Selasa, 21 November 2017

Dengarkan Ceritaku

Dengarkan Ceritaku

Di pelosok desa Halmahera sana, signal hp itu susahnya minta ampun. Untuk sekedar memberi dan mencari kabar sanak keluarga di Jawa saja, butuh banget perjuangan ekstra. Perlu naik perahu. Mendayung dengan penerangan senter di kepala. Jangan dipikir air lautnya tenang, seperti danau-danau buatan di Jawa. Walaupun tak terlalu besar, tapi tidak bisa dibilang kecil.

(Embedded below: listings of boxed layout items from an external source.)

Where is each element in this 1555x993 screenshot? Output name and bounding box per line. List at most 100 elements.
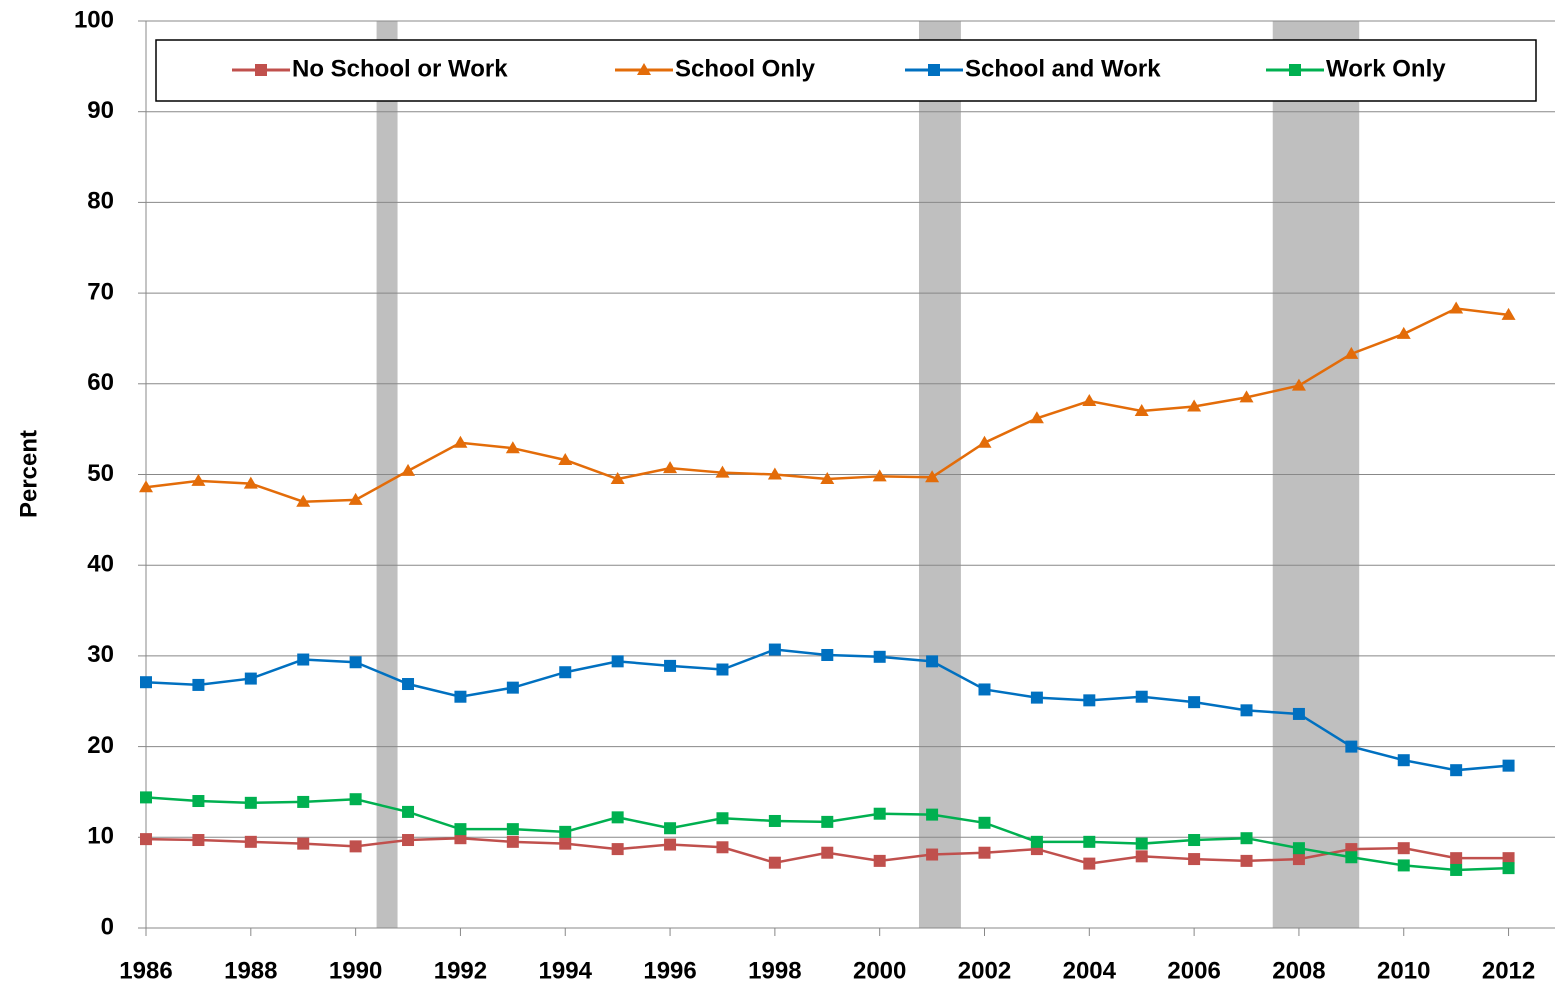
marker xyxy=(716,841,729,854)
x-tick-label: 1988 xyxy=(224,957,277,984)
marker xyxy=(1082,394,1097,407)
marker xyxy=(1345,740,1358,753)
marker xyxy=(821,648,834,661)
marker xyxy=(140,791,152,804)
legend-label: No School or Work xyxy=(292,55,508,82)
marker xyxy=(716,663,729,676)
marker xyxy=(978,816,991,829)
x-tick-label: 1998 xyxy=(748,957,801,984)
marker xyxy=(716,812,729,825)
marker xyxy=(664,822,677,835)
y-tick-label: 40 xyxy=(87,551,114,578)
marker xyxy=(297,653,310,666)
marker xyxy=(506,835,519,848)
marker xyxy=(873,807,886,820)
marker xyxy=(1135,690,1148,703)
marker xyxy=(1397,859,1410,872)
marker xyxy=(1188,834,1201,847)
marker xyxy=(978,683,991,696)
marker xyxy=(1029,411,1044,424)
marker xyxy=(192,795,205,808)
y-tick-label: 50 xyxy=(87,460,114,487)
legend-label: School Only xyxy=(675,55,816,82)
marker xyxy=(872,469,887,482)
marker xyxy=(1449,301,1464,314)
marker xyxy=(1397,754,1410,767)
marker xyxy=(1135,850,1148,863)
marker xyxy=(873,854,886,867)
marker xyxy=(453,435,468,448)
marker xyxy=(1083,857,1096,870)
marker xyxy=(558,452,573,465)
marker xyxy=(1240,832,1253,845)
x-tick-label: 1996 xyxy=(643,957,696,984)
legend-marker xyxy=(1289,64,1301,76)
marker xyxy=(1083,835,1096,848)
marker xyxy=(664,659,677,672)
marker xyxy=(1450,764,1463,777)
marker xyxy=(1240,854,1253,867)
marker xyxy=(1291,378,1306,391)
marker xyxy=(192,834,205,847)
y-tick-label: 20 xyxy=(87,732,114,759)
marker xyxy=(611,843,624,856)
y-tick-label: 80 xyxy=(87,188,114,215)
marker xyxy=(767,467,782,480)
legend-marker xyxy=(255,64,267,76)
marker xyxy=(1345,851,1358,864)
marker xyxy=(243,476,258,489)
x-tick-label: 1986 xyxy=(119,957,172,984)
marker xyxy=(349,840,362,853)
y-tick-label: 10 xyxy=(87,823,114,850)
marker xyxy=(506,681,519,694)
marker xyxy=(1502,852,1515,865)
marker xyxy=(296,494,311,507)
y-tick-label: 100 xyxy=(74,6,114,33)
marker xyxy=(348,492,363,505)
legend-marker xyxy=(637,63,651,75)
legend-label: Work Only xyxy=(1326,55,1446,82)
marker xyxy=(1397,842,1410,855)
marker xyxy=(454,690,467,703)
legend: No School or Work School Only School and W… xyxy=(155,39,1537,102)
marker xyxy=(1292,707,1305,720)
marker xyxy=(140,676,152,689)
marker xyxy=(1292,853,1305,866)
marker xyxy=(821,846,834,859)
marker xyxy=(297,837,310,850)
marker xyxy=(1187,399,1202,412)
x-tick-label: 2010 xyxy=(1377,957,1430,984)
x-tick-label: 2006 xyxy=(1167,957,1220,984)
marker xyxy=(978,846,991,859)
x-tick-label: 1994 xyxy=(539,957,593,984)
marker xyxy=(1501,307,1516,320)
marker xyxy=(663,461,678,474)
marker xyxy=(1030,691,1043,704)
marker xyxy=(349,793,362,806)
marker xyxy=(1292,842,1305,855)
marker xyxy=(402,834,415,847)
marker xyxy=(926,655,939,668)
marker xyxy=(559,825,572,838)
marker xyxy=(454,832,467,845)
marker xyxy=(402,678,415,691)
marker xyxy=(505,441,520,454)
x-tick-label: 1990 xyxy=(329,957,382,984)
marker xyxy=(611,811,624,824)
y-tick-label: 30 xyxy=(87,641,114,668)
marker xyxy=(664,838,677,851)
x-tick-label: 1992 xyxy=(434,957,487,984)
marker xyxy=(1450,863,1463,876)
marker xyxy=(1030,835,1043,848)
marker xyxy=(821,815,834,828)
marker xyxy=(715,465,730,478)
marker xyxy=(1450,852,1463,865)
marker xyxy=(559,837,572,850)
marker xyxy=(1083,694,1096,707)
x-tick-label: 2004 xyxy=(1063,957,1117,984)
marker xyxy=(1239,390,1254,403)
marker xyxy=(925,470,940,483)
marker xyxy=(1502,759,1515,772)
y-axis-label: Percent xyxy=(15,430,42,518)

Dan aku Jawa, gunung pula. Tak biasa dengan laut, apalagi akrab dengan perahu. Pokoknya butuh cinta dan tenaga. Karena signal hanya ada di titik-titik dan waktu-waktu tertentu saja. Gak setiap tempat dan saat ada. Gak sama lah dengan di Jawa. Signal selalu ada dan penuh sampai ke pelosok desa.

Sekarang aku sudah di Jawa. Tapi kenapa untuk memberi dan mencari kabarmu masih susah juga. Padahal hanya ingin memberi kabar. Kopiku belum lagi habis. Tapi sudah dingin, bersama dengan senyummu. Hilang hangatnya. Mungkin dihisap waktu, atau juga lainnya.

Dan ingin juga kucari kabar. Masih tentang senyum. Apa masih bisa kau hangatkan kembali. Gak usah ditambah, juga hangatnya. Cukup sampai hangat sediakala. Di bibir yang mudah rekah, menjatuhkan senyum ke dalam cangkir kopiku. Rasa dan hangatnya pas. Tidak kurang atau lebih.

Karena saraf-saraf rasa ku sudah mendesak dan menuntut candumu. Jika ku sesap juga yang telah dingin ini dan menelannya begitu, sesampainya di dada,dinginnya menusuk-nusuk. Membuat rasa nyeri yang menjalar sampai kepala. Dan jalarannya itu, meninggalkan perih yang membilur.